The photo above is a detail of the glaze-into-glaze trailing that I was testing. This was a double "meh" as I had high hopes that didn't pan out. I've also included one of the fatties: a little bud vase in Owen Oribe with Satin Matte Black dots. 

Sunday, October 18, 2009

Glaze Trailing, White Over Black



In my last two firings, one soda, one stoneware, I've been experimenting with glaze-into-glaze trailing (as opposed to glaze-onto raw clay, which is also fun.) Specicifally I am interested in a white-on-black look. I've had two successes, each using This glaze as the black base:

Satin Matt Black

6500 Alberta Slip
1500 Neph Sy
1000 Strontium Carb
1000 Talc
Colorants:
1% Chrome
2% Red Iron Ox.
2% Manganese Diox

This began as the Cushing Satin Doll Black from the Watershed Glaze Book, with two substitutions: where the recipe calls for Albany Slip, I've substituted Alberta, one-for-one; and where to recipe calls for Barium Carbonate, I've substituted Strontium Carb, in a one-for-two ratio, i.e., half as much. (I don't keep barium on hand, for all the reasons.)

My first effort was trailing Coilles Clear (recipe below) over top. What I really expected was a shiny-over-matte effect, but all black. Surprisingly, the Coilles turns a cool white. I enjoyed that effect, so I tried an actual white glaze (recipe below.) This was a very clean, graphic, white-on-black effect. I was surprised how well each glaze held its shape, even on verticals, but so far I have only done small dots. Possibly these heavier lines will be more affected by gravity in the kiln, and therefore more distorted. I am open to the possibility that a distorted pattern, especially if it is unevenly distorted, may be better still!

Coilles Clear (from the Watershed Glaze Book)
500 EPK
7900 Cornwall Stone
700 Zinc Ox
900 Whiting

Waxy White
(not sure the origin, but I got it at Portland Pottery)

4100 Custer Spar
1200 Gerstley Borate
700 Dolomite
1500 Talc
500 EPK
2000 Silica




Friday, October 16, 2009

Our Lady of Sorrows

It's pretty obvious why I can never get my list finished. Here's what I've got going on today:

1) Mix Old Yellow Glaze

2) Straighten up studio

3) Purchase mop

4) 1 hour Home Blessing (a term I got from FlyLady.net; what normal people call housecleaning.)

5) Walk dog & mail bills

6) Wax & Glaze pots

7) Buy materials to install dryer vent

7) Starch pots for packing

and, last but definitely not least:

8) Our Lady of Sorrows, a performance art event tonight at 7 pm at the Harlow Gallery My friend Malley Weber, of Hallowell Clayworks is one of the creators of this event. Perfect ending to a busy day.



Thursday, October 15, 2009

Regretsy

I've sort of soured on Etsy (more on that later.) I know some people do very well there, but for me it has turned out to be a ton of work for s few small sales, amd I've decided if I am going to be promoting my bum off it might as well be my own site I am promoting.

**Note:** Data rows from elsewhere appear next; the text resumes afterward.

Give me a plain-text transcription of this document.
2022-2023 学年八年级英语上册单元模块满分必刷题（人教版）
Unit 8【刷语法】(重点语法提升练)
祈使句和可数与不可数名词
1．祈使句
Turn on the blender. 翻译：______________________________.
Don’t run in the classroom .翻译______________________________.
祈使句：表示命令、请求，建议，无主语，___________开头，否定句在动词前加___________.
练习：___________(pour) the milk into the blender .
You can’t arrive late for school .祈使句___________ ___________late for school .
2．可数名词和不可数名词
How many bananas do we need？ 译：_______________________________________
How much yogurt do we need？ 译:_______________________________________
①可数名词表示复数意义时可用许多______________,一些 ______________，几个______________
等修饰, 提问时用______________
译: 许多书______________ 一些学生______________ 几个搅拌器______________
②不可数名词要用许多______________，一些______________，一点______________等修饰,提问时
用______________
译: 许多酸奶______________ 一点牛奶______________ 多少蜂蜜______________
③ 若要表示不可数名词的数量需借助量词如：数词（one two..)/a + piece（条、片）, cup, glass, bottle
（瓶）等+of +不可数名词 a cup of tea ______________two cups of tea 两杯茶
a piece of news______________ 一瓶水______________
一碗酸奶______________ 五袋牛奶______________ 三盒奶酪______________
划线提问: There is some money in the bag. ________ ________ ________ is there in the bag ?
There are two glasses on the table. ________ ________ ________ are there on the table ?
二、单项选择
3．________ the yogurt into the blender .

Also, while there are TONS of good artists on Etsy, and there are an especial lot of fine potters, the site is starting to take on a cutesy sort of aesthetic which just is not me.  And it's fair to say that there are an equal number of poorly executed works there. Don't even try to suggest that the site might benefit from jurying, in the Etsy forums; people there value the openness, even at the cost of a reputation for some pretty bad art. 

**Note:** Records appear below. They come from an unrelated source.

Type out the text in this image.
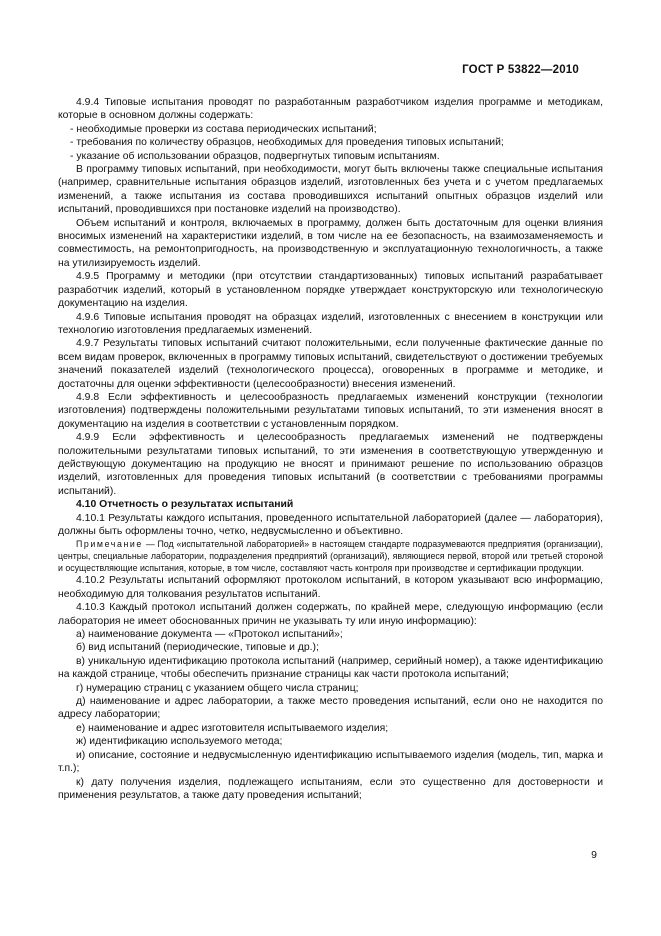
ГОСТ Р 53822—2010

4.9.4 Типовые испытания проводят по разработанным разработчиком изделия программе и методикам, которые в основном должны содержать:

- необходимые проверки из состава периодических испытаний;

- требования по количеству образцов, необходимых для проведения типовых испытаний;

- указание об использовании образцов, подвергнутых типовым испытаниям.

В программу типовых испытаний, при необходимости, могут быть включены также специальные испытания (например, сравнительные испытания образцов изделий, изготовленных без учета и с учетом предлагаемых изменений, а также испытания из состава проводившихся испытаний опытных образцов изделий или испытаний, проводившихся при постановке изделий на производство).

Объем испытаний и контроля, включаемых в программу, должен быть достаточным для оценки влияния вносимых изменений на характеристики изделий, в том числе на ее безопасность, на взаимозаменяемость и совместимость, на ремонтопригодность, на производственную и эксплуатационную технологичность, а также на утилизируемость изделий.

4.9.5 Программу и методики (при отсутствии стандартизованных) типовых испытаний разрабатывает разработчик изделий, который в установленном порядке утверждает конструкторскую или технологическую документацию на изделия.

4.9.6 Типовые испытания проводят на образцах изделий, изготовленных с внесением в конструкции или технологию изготовления предлагаемых изменений.

4.9.7 Результаты типовых испытаний считают положительными, если полученные фактические данные по всем видам проверок, включенных в программу типовых испытаний, свидетельствуют о достижении требуемых значений показателей изделий (технологического процесса), оговоренных в программе и методике, и достаточны для оценки эффективности (целесообразности) внесения изменений.

4.9.8 Если эффективность и целесообразность предлагаемых изменений конструкции (технологии изготовления) подтверждены положительными результатами типовых испытаний, то эти изменения вносят в документацию на изделия в соответствии с установленным порядком.

4.9.9 Если эффективность и целесообразность предлагаемых изменений не подтверждены положительными результатами типовых испытаний, то эти изменения в соответствующую утвержденную и действующую документацию на продукцию не вносят и принимают решение по использованию образцов изделий, изготовленных для проведения типовых испытаний (в соответствии с требованиями программы испытаний).

4.10 Отчетность о результатах испытаний

4.10.1 Результаты каждого испытания, проведенного испытательной лабораторией (далее — лаборатория), должны быть оформлены точно, четко, недвусмысленно и объективно.

Примечание — Под «испытательной лабораторией» в настоящем стандарте подразумеваются предприятия (организации), центры, специальные лаборатории, подразделения предприятий (организаций), являющиеся первой, второй или третьей стороной и осуществляющие испытания, которые, в том числе, составляют часть контроля при производстве и сертификации продукции.

4.10.2 Результаты испытаний оформляют протоколом испытаний, в котором указывают всю информацию, необходимую для толкования результатов испытаний.

4.10.3 Каждый протокол испытаний должен содержать, по крайней мере, следующую информацию (если лаборатория не имеет обоснованных причин не указывать ту или иную информацию):

а) наименование документа — «Протокол испытаний»;

б) вид испытаний (периодические, типовые и др.);

в) уникальную идентификацию протокола испытаний (например, серийный номер), а также идентификацию на каждой странице, чтобы обеспечить признание страницы как части протокола испытаний;

г) нумерацию страниц с указанием общего числа страниц;

д) наименование и адрес лаборатории, а также место проведения испытаний, если оно не находится по адресу лаборатории;

е) наименование и адрес изготовителя испытываемого изделия;

ж) идентификацию используемого метода;

и) описание, состояние и недвусмысленную идентификацию испытываемого изделия (модель, тип, марка и т.п.);

к) дату получения изделия, подлежащего испытаниям, если это существенно для достоверности и применения результатов, а также дату проведения испытаний;

9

But I had to laugh when someone directed me to Regretsy. It's mean, and some of the works posted there are not deserving of ridicule. (For example, I rather like the silk rag necklace, and might purchase it myself if I had that kind of money.) But it's funny, too, and on the grounds that any publicity is good publicity, I thought I'd pass on the link.It's better if you don't read the captions and just look at the works.